- Nationwide to award members at least £350 million loyalty incentive
- Controversy surrounds Nationwide’s £2.9 billion Virgin Money takeover
- Virgin Money’s Australian investors hold key vote for approval
Nationwide is prepared to award millions of members a loyalty incentive totaling at least £350 million.
The building society gave £100 to approximately 3.3 million consumers the previous year. However, the recent payout could have been even greater because higher interest rates have bolstered the mutual fund’s profits.
Nationwide has expressed its intention to leverage this situation to maintain the provision of ‘Fairer Share’ compensation to qualified members.
The information, which will be disclosed on Thursday, will be made public one day after Virgin Money shareholders vote on whether or not to accept Nationwide’s controversial £2.9 billion takeover offer.
The mutual, which is owned by its sixteen million customers, has been criticized for failing to give them a vote on the deal and for failing to outline the takeover’s benefits. The transaction is the biggest in UK banking since the 2008 financial crisis.
It argues that the combined entity will have “enhanced financial strength” after the acquisition of Virgin Money, ranking second only to Lloyds Banking Group in terms of loans and savings.
Growing opposition has been expressed to the 220p per share deal, not just among Nationwide members who assert that their right to vote was violated on a “technicality.”

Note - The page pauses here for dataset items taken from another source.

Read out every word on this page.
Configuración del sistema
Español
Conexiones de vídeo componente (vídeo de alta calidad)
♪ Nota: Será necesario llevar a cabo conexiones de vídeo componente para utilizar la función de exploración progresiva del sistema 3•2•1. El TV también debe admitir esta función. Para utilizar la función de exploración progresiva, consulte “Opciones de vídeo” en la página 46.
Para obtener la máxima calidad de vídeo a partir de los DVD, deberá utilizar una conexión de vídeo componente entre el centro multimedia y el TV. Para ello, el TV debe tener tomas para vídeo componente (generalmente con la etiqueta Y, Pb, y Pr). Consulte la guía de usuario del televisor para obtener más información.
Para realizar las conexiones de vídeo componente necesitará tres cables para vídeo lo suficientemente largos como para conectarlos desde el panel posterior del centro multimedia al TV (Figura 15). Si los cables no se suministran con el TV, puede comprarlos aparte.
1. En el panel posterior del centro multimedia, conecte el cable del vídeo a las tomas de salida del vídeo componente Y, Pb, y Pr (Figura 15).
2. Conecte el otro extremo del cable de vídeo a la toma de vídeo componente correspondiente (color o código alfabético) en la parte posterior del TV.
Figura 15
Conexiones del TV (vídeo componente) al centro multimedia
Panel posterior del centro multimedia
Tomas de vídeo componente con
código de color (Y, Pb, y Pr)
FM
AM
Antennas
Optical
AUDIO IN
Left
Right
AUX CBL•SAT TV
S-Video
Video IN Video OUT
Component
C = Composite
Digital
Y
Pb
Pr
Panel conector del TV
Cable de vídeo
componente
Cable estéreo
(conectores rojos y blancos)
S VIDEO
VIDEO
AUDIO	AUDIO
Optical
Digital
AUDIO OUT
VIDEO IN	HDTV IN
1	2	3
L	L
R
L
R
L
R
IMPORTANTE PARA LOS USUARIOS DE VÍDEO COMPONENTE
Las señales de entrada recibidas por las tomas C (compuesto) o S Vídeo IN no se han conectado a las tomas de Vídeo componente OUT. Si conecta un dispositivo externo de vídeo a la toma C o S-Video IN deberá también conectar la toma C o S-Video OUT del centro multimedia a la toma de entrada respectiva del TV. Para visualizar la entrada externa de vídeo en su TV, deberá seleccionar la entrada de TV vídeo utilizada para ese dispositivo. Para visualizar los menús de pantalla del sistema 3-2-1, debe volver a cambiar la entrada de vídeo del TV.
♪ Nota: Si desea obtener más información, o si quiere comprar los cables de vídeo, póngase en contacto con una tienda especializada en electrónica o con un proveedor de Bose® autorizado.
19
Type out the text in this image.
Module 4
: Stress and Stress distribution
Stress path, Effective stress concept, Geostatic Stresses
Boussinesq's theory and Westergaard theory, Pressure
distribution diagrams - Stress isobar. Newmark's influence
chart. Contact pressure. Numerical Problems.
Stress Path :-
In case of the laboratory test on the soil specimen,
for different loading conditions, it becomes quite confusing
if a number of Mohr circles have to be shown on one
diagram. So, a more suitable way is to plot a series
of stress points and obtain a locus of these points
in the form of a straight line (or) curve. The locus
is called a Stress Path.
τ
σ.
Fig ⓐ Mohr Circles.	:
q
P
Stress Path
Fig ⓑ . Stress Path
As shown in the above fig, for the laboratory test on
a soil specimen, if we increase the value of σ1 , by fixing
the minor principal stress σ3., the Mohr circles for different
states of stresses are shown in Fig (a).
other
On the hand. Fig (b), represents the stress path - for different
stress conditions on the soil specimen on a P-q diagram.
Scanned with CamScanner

The largest independent investor in Virgin Money criticized the board for endorsing Nationwide’s offer, stating that it was “likely to shortchange shareholders.”
“Unlock your financial potential with free Webull shares in the UK.”
The Australian fund management firm Allan Gray, which owns 10% of Virgin Money, expressed “disappointment” with the offer but did not specify its stance.
The outcome is in the hands of Australian investors, who own slightly less than half of the bank’s shares.
This is a relic of when National Australia Bank possessed the former Clydesdale and Yorkshire Bank Group.
Sir Richard Branson’s Virgin Group has already pledged a 15% stake in support of the transaction.
More than £600 million is potentially available to the entrepreneur in exchange for his shares and licensing add-ons.
The deal must be approved by three-quarters of voting shareholders of Virgin Money, which experts say is an extremely high threshold.